Review

Angela Gheorghiu should be wonderful here, but she isn't - Adriana Lecouvreur review

Adriana Lecouvreur
Angela Gheorghiu performs in Adriana Lecouvreur at the Royal Opera Credit: Alastair Muir

What on paper looked like being the strongest aspect of this performance transpired as the weakest.

Playing the title-role in an otherwise satisfying revival of Cilea’s spoony melodrama, Angela Gheorghiu is celebrating a quarter-century of appearances at Covent Garden. David McVicar’s staging of the piece was specially mounted for her here in 2010, and the character of the capricious but enchanting actress of the Louis Quinze era could have been created with her in mind: the music certainly massages her ability to produce a steady flow of softly beautiful tone and the story allows for numerous changes of flattering costume. Granted these gifts, Gheorghiu should be wonderful.
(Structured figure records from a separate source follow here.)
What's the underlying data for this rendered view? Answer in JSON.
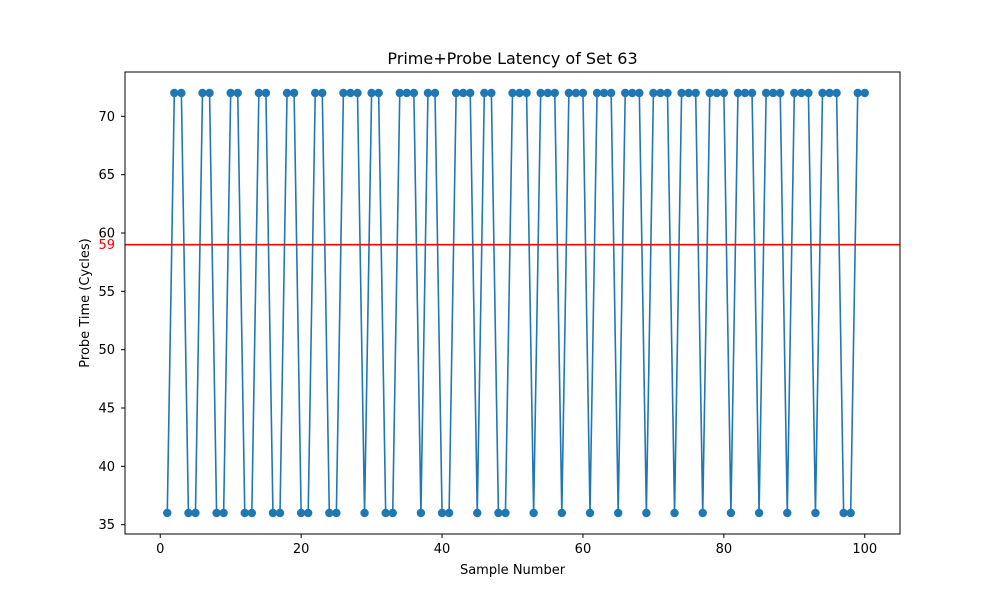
{
  "chart_data": {
    "type": "line",
    "title": "Prime+Probe Latency of Set 63",
    "xlabel": "Sample Number",
    "ylabel": "Probe Time (Cycles)",
    "xlim": [
      -5,
      105
    ],
    "ylim": [
      34.2,
      73.8
    ],
    "xticks": [
      0,
      20,
      40,
      60,
      80,
      100
    ],
    "yticks": [
      35,
      40,
      45,
      50,
      55,
      60,
      65,
      70
    ],
    "grid": false,
    "legend": "none",
    "series": [
      {
        "marker": "circle",
        "color": "#1f77b4",
        "x": [
          1,
          2,
          3,
          4,
          5,
          6,
          7,
          8,
          9,
          10,
          11,
          12,
          13,
          14,
          15,
          16,
          17,
          18,
          19,
          20,
          21,
          22,
          23,
          24,
          25,
          26,
          27,
          28,
          29,
          30,
          31,
          32,
          33,
          34,
          35,
          36,
          37,
          38,
          39,
          40,
          41,
          42,
          43,
          44,
          45,
          46,
          47,
          48,
          49,
          50,
          51,
          52,
          53,
          54,
          55,
          56,
          57,
          58,
          59,
          60,
          61,
          62,
          63,
          64,
          65,
          66,
          67,
          68,
          69,
          70,
          71,
          72,
          73,
          74,
          75,
          76,
          77,
          78,
          79,
          80,
          81,
          82,
          83,
          84,
          85,
          86,
          87,
          88,
          89,
          90,
          91,
          92,
          93,
          94,
          95,
          96,
          97,
          98,
          99,
          100
        ],
        "y": [
          36,
          72,
          72,
          36,
          36,
          72,
          72,
          36,
          36,
          72,
          72,
          36,
          36,
          72,
          72,
          36,
          36,
          72,
          72,
          36,
          36,
          72,
          72,
          36,
          36,
          72,
          72,
          72,
          36,
          72,
          72,
          36,
          36,
          72,
          72,
          72,
          36,
          72,
          72,
          36,
          36,
          72,
          72,
          72,
          36,
          72,
          72,
          36,
          36,
          72,
          72,
          72,
          36,
          72,
          72,
          72,
          36,
          72,
          72,
          72,
          36,
          72,
          72,
          72,
          36,
          72,
          72,
          72,
          36,
          72,
          72,
          72,
          36,
          72,
          72,
          72,
          36,
          72,
          72,
          72,
          36,
          72,
          72,
          72,
          36,
          72,
          72,
          72,
          36,
          72,
          72,
          72,
          36,
          72,
          72,
          72,
          36,
          36,
          72,
          72
        ]
      }
    ],
    "threshold": {
      "value": 59,
      "label": "59",
      "color": "#ff0000"
    }
  }
}
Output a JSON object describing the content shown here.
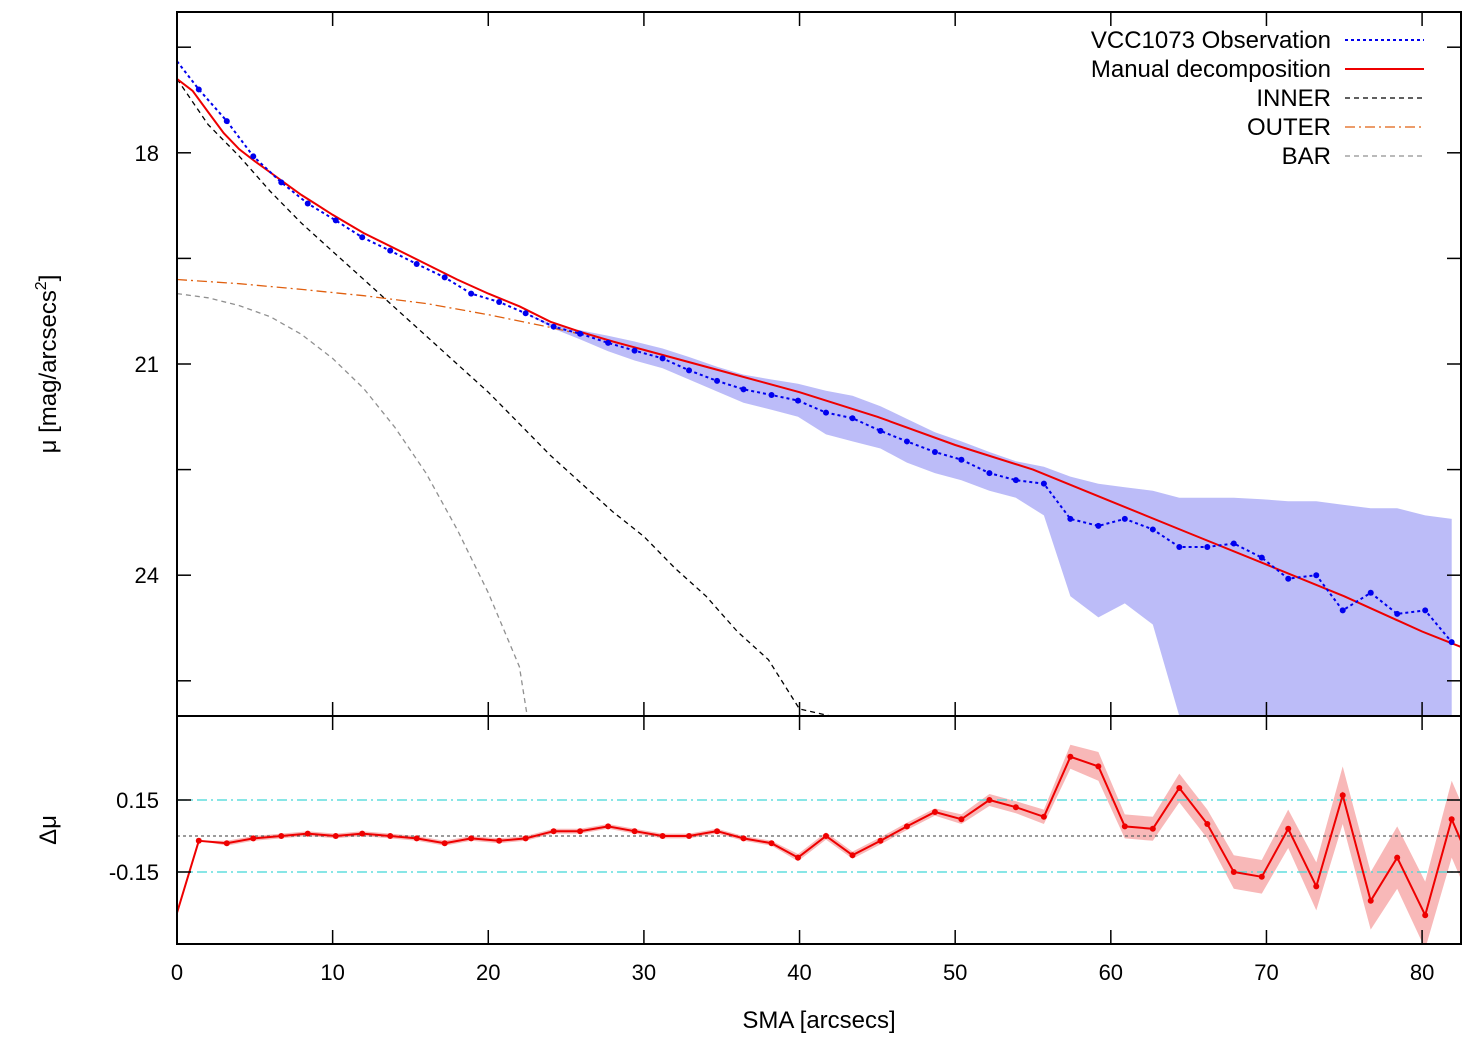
{
  "chart_data": [
    {
      "type": "line",
      "panel": "profile",
      "ylabel": "μ [mag/arcsecs",
      "ylabel_sup": "2",
      "ylabel_close": "]",
      "xlim": [
        0,
        82.5
      ],
      "ylim": [
        26.0,
        16.0
      ],
      "y_inverted": true,
      "yticks": [
        18,
        21,
        24
      ],
      "ytick_labels": [
        "18",
        "21",
        "24"
      ],
      "legend_position": "top-right",
      "series": [
        {
          "name": "VCC1073 Observation",
          "style": "dotted",
          "color": "#0000ee",
          "markers": true,
          "x": [
            0.0,
            1.4,
            3.2,
            4.9,
            6.7,
            8.4,
            10.2,
            11.9,
            13.7,
            15.4,
            17.2,
            18.9,
            20.7,
            22.4,
            24.2,
            25.9,
            27.7,
            29.4,
            31.2,
            32.9,
            34.7,
            36.4,
            38.2,
            39.9,
            41.7,
            43.4,
            45.2,
            46.9,
            48.7,
            50.4,
            52.2,
            53.9,
            55.7,
            57.4,
            59.2,
            60.9,
            62.7,
            64.4,
            66.2,
            67.9,
            69.7,
            71.4,
            73.2,
            74.9,
            76.7,
            78.4,
            80.2,
            81.9
          ],
          "y": [
            16.7,
            17.1,
            17.55,
            18.05,
            18.42,
            18.72,
            18.96,
            19.2,
            19.39,
            19.58,
            19.77,
            20.0,
            20.12,
            20.28,
            20.47,
            20.57,
            20.7,
            20.81,
            20.92,
            21.09,
            21.24,
            21.36,
            21.44,
            21.52,
            21.69,
            21.77,
            21.95,
            22.1,
            22.25,
            22.36,
            22.55,
            22.65,
            22.7,
            23.2,
            23.3,
            23.2,
            23.35,
            23.6,
            23.6,
            23.55,
            23.75,
            24.05,
            24.0,
            24.5,
            24.25,
            24.55,
            24.5,
            24.95
          ],
          "err_low": [
            16.7,
            17.1,
            17.55,
            18.05,
            18.42,
            18.72,
            18.96,
            19.2,
            19.39,
            19.58,
            19.77,
            20.0,
            20.12,
            20.28,
            20.5,
            20.65,
            20.82,
            20.95,
            21.06,
            21.22,
            21.39,
            21.55,
            21.65,
            21.75,
            22.0,
            22.1,
            22.2,
            22.4,
            22.55,
            22.65,
            22.8,
            22.9,
            23.15,
            24.3,
            24.6,
            24.4,
            24.7,
            26.0,
            26.0,
            26.0,
            26.0,
            26.0,
            26.0,
            26.0,
            26.0,
            26.0,
            26.0,
            26.0
          ],
          "err_high": [
            16.7,
            17.1,
            17.55,
            18.05,
            18.42,
            18.72,
            18.96,
            19.2,
            19.39,
            19.58,
            19.77,
            20.0,
            20.12,
            20.28,
            20.44,
            20.52,
            20.6,
            20.68,
            20.78,
            20.9,
            21.04,
            21.15,
            21.22,
            21.28,
            21.38,
            21.45,
            21.6,
            21.78,
            21.97,
            22.1,
            22.25,
            22.38,
            22.46,
            22.6,
            22.7,
            22.75,
            22.8,
            22.9,
            22.9,
            22.9,
            22.92,
            22.95,
            22.95,
            23.0,
            23.05,
            23.05,
            23.15,
            23.2
          ],
          "band_color": "#bcbcf8"
        },
        {
          "name": "Manual decomposition",
          "style": "solid",
          "color": "#ee0000",
          "x": [
            0,
            1,
            2,
            3,
            4,
            5,
            6,
            7,
            8,
            9,
            10,
            12,
            14,
            16,
            18,
            20,
            22,
            24,
            26,
            28,
            30,
            35,
            40,
            45,
            50,
            55,
            60,
            65,
            70,
            75,
            80,
            82.5
          ],
          "y": [
            16.95,
            17.12,
            17.42,
            17.72,
            17.95,
            18.12,
            18.28,
            18.44,
            18.6,
            18.74,
            18.88,
            19.14,
            19.36,
            19.58,
            19.8,
            20.0,
            20.18,
            20.4,
            20.55,
            20.68,
            20.8,
            21.1,
            21.4,
            21.75,
            22.15,
            22.5,
            22.95,
            23.4,
            23.85,
            24.3,
            24.8,
            25.02
          ]
        },
        {
          "name": "INNER",
          "style": "dashed",
          "color": "#000000",
          "x": [
            0,
            2,
            4,
            6,
            8,
            10,
            12,
            14,
            16,
            18,
            20,
            22,
            24,
            26,
            28,
            30,
            32,
            34,
            36,
            38,
            40,
            42
          ],
          "y": [
            16.95,
            17.6,
            18.05,
            18.55,
            19.0,
            19.4,
            19.8,
            20.2,
            20.6,
            21.0,
            21.4,
            21.85,
            22.3,
            22.7,
            23.1,
            23.45,
            23.9,
            24.3,
            24.8,
            25.2,
            25.9,
            26.0
          ]
        },
        {
          "name": "OUTER",
          "style": "dashdot",
          "color": "#e06010",
          "x": [
            0,
            4,
            8,
            12,
            16,
            20,
            24,
            26
          ],
          "y": [
            19.8,
            19.86,
            19.94,
            20.03,
            20.14,
            20.3,
            20.48,
            20.58
          ]
        },
        {
          "name": "BAR",
          "style": "dashed",
          "color": "#909090",
          "x": [
            0,
            2,
            4,
            6,
            8,
            10,
            12,
            14,
            16,
            18,
            20,
            22,
            22.5,
            23.0
          ],
          "y": [
            20.0,
            20.06,
            20.17,
            20.33,
            20.58,
            20.92,
            21.35,
            21.9,
            22.55,
            23.35,
            24.25,
            25.3,
            26.0,
            26.0
          ]
        }
      ]
    },
    {
      "type": "line",
      "panel": "residual",
      "xlabel": "SMA [arcsecs]",
      "ylabel": "Δμ",
      "xlim": [
        0,
        82.5
      ],
      "ylim": [
        -0.45,
        0.5
      ],
      "xticks": [
        0,
        10,
        20,
        30,
        40,
        50,
        60,
        70,
        80
      ],
      "xtick_labels": [
        "0",
        "10",
        "20",
        "30",
        "40",
        "50",
        "60",
        "70",
        "80"
      ],
      "yticks": [
        0.15,
        -0.15
      ],
      "ytick_labels": [
        "0.15",
        "-0.15"
      ],
      "reference_lines": [
        {
          "y": 0.15,
          "style": "dashdot",
          "color": "#40d8d8"
        },
        {
          "y": -0.15,
          "style": "dashdot",
          "color": "#40d8d8"
        },
        {
          "y": 0.0,
          "style": "dotted",
          "color": "#606060"
        }
      ],
      "series": [
        {
          "name": "",
          "style": "solid",
          "color": "#ee0000",
          "markers": true,
          "x": [
            0.0,
            1.4,
            3.2,
            4.9,
            6.7,
            8.4,
            10.2,
            11.9,
            13.7,
            15.4,
            17.2,
            18.9,
            20.7,
            22.4,
            24.2,
            25.9,
            27.7,
            29.4,
            31.2,
            32.9,
            34.7,
            36.4,
            38.2,
            39.9,
            41.7,
            43.4,
            45.2,
            46.9,
            48.7,
            50.4,
            52.2,
            53.9,
            55.7,
            57.4,
            59.2,
            60.9,
            62.7,
            64.4,
            66.2,
            67.9,
            69.7,
            71.4,
            73.2,
            74.9,
            76.7,
            78.4,
            80.2,
            81.9,
            82.5
          ],
          "y": [
            -0.32,
            -0.02,
            -0.03,
            -0.01,
            0.0,
            0.01,
            0.0,
            0.01,
            0.0,
            -0.01,
            -0.03,
            -0.01,
            -0.02,
            -0.01,
            0.02,
            0.02,
            0.04,
            0.02,
            0.0,
            0.0,
            0.02,
            -0.01,
            -0.03,
            -0.09,
            0.0,
            -0.08,
            -0.02,
            0.04,
            0.1,
            0.07,
            0.15,
            0.12,
            0.08,
            0.33,
            0.29,
            0.04,
            0.03,
            0.2,
            0.05,
            -0.15,
            -0.17,
            0.03,
            -0.21,
            0.17,
            -0.27,
            -0.09,
            -0.33,
            0.07,
            -0.02
          ],
          "band_halfwidth": [
            0.0,
            0.0,
            0.01,
            0.01,
            0.01,
            0.01,
            0.01,
            0.01,
            0.01,
            0.01,
            0.01,
            0.01,
            0.01,
            0.01,
            0.01,
            0.01,
            0.01,
            0.01,
            0.01,
            0.01,
            0.01,
            0.01,
            0.01,
            0.015,
            0.015,
            0.015,
            0.015,
            0.015,
            0.015,
            0.02,
            0.025,
            0.025,
            0.03,
            0.05,
            0.06,
            0.05,
            0.05,
            0.06,
            0.06,
            0.07,
            0.07,
            0.08,
            0.1,
            0.12,
            0.12,
            0.13,
            0.14,
            0.16,
            0.16
          ],
          "band_color": "#f8b8b8"
        }
      ]
    }
  ]
}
But she isn’t.   

The problem wasn’t her customary reluctance to draw on more than 50 per cent of what’s she got in the tank, or her costive refusal to risk a note that might imperil her immaculate coiffure or toilette: for once, she is positively animated.

Adriana Lecouvreur
Angela Gheorghiu in Adriana Lecouvreur Credit: Alastair Muir

As a prima donna of the old school, Gheorghiu clearly identifies with Adriana’s emotional nature – her whims, her jealousies, her passions – and she acts out the Sturm und Drang vividly and even touchingly. But she is 51 now, and even allowing for the possibility of an off-night (something that normally leads her to withdraw), she cannot bend her voice to her will as she did when she first sang here in the early Nineties.

Through the first three acts, her intonation was insecure and attempts to launch airy subtleties went adrift – sounds that once evoked the velvet of a vintage Port turned vinegary, and phrases that had seemed spun gold emerged tarnished and lumpy. Her big aria “Io son l’ umile ancella” made scant effect. Only in the final minutes, as Adriana unwittingly inhales the poison sent by her rival and evanesces in one of opera’s most protracted death scenes, did she strike top form and justify her reputation.

Adriana Lecouvreur
Angela Gheorghiu in Adriana Lecouvreur Credit: Alastair Muir

Otherwise she was out-sung (and out-applauded) by her fellow principals: Brian Jagde virile and plangent as her lover Maurizio, flashy newcomer Ksenia Dudnikova as the scheming Princesse de Bouillon, and especially that truly great artist Gerald Finley, wasted but wonderful as Adriana’s long-suffering impresario and confidant Michonnet.

Daniel Oren conducts with plenty of verve if not ideal rigour, and McVicar’s elegant production, sumptuously designed by Charles Edwards, has been crisply resuscitated by Justin Way. It’s a longish evening for something of little musical substance, but the spectacle guarantees a good night out.